Widespread Microsoft Entra lockouts tied to new security feature rollout

The widespread lockouts of Microsoft Entra accounts, initially reported as being due to a new security feature rollout, are now confirmed by Microsoft to be caused by an internal logging issue. Here's a detailed analysis: 1. **Root Cause**: The issue stems from an internal logging error that occurred on April 20, 2025, between 4:00 AM and 9:00 AM UTC. Microsoft mistakenly logged short-lived user refresh tokens instead of just their metadata, which led to the invalidation of a small percentage of tokens. This invalidation triggered the alert system, resulting in account lockouts. 2. **Impact on Organizations**: The affected organizations experienced a sudden surge in leaked credential alerts, which led to the lockouts of numerous user accounts. These lockouts affected both Microsoft Entra ID and Azure Active Directory environments. 3. **Administrative Challenges**: System administrators reported no signs of actual compromise, and the lockouts affected only a fraction of the user accounts.
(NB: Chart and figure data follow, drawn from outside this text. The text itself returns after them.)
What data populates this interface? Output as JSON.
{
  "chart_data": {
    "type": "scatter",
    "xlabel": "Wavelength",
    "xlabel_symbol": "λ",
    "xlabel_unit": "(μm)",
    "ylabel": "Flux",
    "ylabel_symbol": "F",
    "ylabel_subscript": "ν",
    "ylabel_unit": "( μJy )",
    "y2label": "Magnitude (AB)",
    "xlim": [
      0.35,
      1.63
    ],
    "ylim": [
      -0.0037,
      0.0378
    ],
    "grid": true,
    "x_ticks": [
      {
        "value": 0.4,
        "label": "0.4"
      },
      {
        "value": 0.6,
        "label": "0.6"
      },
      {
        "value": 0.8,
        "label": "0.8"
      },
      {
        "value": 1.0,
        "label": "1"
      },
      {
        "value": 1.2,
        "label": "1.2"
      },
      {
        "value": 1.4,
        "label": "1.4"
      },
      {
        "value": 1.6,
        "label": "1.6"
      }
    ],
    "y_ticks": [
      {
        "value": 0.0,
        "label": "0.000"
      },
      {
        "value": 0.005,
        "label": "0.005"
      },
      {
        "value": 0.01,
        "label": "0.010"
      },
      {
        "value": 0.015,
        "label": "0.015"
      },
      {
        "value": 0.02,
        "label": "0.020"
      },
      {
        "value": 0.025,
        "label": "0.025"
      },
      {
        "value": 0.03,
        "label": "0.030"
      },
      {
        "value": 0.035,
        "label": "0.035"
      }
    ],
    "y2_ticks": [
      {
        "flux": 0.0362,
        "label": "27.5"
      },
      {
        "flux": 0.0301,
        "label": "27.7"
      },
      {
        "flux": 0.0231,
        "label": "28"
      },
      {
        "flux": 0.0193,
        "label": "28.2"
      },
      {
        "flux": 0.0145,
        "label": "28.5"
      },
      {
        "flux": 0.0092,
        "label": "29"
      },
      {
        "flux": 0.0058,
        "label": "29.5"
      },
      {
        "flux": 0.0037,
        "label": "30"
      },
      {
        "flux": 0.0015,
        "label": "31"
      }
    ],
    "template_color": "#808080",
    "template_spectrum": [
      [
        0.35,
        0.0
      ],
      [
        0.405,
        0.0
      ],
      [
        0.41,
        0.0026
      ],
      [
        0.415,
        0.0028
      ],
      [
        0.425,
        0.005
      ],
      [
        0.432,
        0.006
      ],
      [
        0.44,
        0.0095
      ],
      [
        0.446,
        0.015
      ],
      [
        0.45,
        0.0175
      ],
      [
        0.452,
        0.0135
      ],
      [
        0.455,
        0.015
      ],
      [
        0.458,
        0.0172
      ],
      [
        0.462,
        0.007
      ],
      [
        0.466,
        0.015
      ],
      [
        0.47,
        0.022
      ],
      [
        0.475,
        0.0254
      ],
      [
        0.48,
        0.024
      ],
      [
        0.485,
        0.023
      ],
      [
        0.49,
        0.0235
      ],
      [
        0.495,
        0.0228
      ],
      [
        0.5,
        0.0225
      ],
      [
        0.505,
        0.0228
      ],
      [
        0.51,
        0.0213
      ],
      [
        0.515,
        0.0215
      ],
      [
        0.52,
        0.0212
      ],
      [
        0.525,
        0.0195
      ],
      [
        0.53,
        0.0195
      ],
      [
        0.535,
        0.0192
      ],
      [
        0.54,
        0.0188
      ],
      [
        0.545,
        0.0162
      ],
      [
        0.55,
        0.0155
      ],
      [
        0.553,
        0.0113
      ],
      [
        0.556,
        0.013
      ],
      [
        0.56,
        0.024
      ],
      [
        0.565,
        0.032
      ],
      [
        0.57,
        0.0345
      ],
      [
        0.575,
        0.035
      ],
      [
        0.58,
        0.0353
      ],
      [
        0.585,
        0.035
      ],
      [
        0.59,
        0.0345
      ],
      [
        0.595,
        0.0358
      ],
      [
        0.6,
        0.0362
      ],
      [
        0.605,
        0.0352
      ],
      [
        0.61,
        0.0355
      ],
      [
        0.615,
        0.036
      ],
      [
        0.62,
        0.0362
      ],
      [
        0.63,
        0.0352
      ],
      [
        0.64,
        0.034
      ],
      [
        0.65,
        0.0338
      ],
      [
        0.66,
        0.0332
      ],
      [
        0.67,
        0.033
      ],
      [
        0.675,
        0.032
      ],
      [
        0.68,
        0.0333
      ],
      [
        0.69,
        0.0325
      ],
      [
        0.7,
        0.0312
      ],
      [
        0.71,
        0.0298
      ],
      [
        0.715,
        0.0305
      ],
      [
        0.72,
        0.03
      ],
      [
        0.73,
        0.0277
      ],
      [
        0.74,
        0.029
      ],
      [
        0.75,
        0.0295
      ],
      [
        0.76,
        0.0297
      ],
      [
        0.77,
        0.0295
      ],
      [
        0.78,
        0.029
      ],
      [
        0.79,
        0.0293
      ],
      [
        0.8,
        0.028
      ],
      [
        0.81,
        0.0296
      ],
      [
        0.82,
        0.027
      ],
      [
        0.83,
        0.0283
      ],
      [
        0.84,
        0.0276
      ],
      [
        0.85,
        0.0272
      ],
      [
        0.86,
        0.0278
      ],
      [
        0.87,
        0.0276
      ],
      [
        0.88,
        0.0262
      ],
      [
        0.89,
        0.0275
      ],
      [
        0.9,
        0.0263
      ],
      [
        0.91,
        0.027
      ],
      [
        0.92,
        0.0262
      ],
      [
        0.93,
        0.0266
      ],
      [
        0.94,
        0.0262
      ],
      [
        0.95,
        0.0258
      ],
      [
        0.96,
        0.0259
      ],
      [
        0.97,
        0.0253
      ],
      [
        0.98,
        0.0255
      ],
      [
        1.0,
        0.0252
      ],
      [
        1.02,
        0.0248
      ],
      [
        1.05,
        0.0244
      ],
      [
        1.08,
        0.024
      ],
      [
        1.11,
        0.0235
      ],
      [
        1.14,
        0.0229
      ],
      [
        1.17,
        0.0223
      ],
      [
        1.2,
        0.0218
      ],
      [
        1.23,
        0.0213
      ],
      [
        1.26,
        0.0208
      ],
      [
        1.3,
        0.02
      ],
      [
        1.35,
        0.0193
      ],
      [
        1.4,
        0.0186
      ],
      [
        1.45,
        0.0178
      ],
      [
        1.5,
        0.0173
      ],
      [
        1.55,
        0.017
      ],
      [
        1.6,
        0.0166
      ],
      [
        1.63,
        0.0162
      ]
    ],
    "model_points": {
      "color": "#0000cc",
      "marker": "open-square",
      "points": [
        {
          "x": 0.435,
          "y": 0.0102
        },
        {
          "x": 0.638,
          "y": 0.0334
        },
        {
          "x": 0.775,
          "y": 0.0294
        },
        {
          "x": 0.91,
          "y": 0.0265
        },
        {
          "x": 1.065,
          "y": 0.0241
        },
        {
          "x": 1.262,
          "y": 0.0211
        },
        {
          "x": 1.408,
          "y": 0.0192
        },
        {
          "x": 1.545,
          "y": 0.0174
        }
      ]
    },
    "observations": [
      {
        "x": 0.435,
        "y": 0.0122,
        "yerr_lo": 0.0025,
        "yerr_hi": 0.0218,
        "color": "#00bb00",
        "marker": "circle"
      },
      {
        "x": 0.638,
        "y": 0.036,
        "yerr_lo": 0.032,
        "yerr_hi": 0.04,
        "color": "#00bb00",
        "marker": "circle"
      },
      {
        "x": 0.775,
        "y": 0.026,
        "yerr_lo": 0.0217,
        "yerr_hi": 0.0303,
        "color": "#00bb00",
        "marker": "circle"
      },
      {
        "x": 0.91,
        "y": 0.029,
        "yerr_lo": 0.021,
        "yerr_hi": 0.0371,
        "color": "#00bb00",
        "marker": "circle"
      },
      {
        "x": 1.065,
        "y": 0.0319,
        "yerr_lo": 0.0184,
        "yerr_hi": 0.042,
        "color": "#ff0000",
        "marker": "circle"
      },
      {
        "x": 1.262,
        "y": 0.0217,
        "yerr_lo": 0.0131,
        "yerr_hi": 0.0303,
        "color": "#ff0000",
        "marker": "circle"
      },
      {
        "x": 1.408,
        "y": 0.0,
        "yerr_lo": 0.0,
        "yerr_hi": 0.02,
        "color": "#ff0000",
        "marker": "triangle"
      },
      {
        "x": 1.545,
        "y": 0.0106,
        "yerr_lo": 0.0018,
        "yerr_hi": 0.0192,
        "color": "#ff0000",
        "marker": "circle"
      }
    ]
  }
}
However, the incident caused significant confusion and concern, leading to multiple alerts and notifications from Microsoft. 4. **Microsoft's Response**: Microsoft has acknowledged the issue and advised affected organizations to monitor their Entra environments closely. They have also provided guidance on how to mitigate the impact of the lockouts and are working to prevent similar incidents in the future. In conclusion, the widespread Microsoft Entra lockouts were indeed tied to a new security feature rollout, specifically the MACE Credential Revocation feature. However, the root cause was an internal logging issue that led to the invalidation of user tokens, resulting in the lockouts. Microsoft has taken steps to address the issue and is working to prevent similar incidents in the future.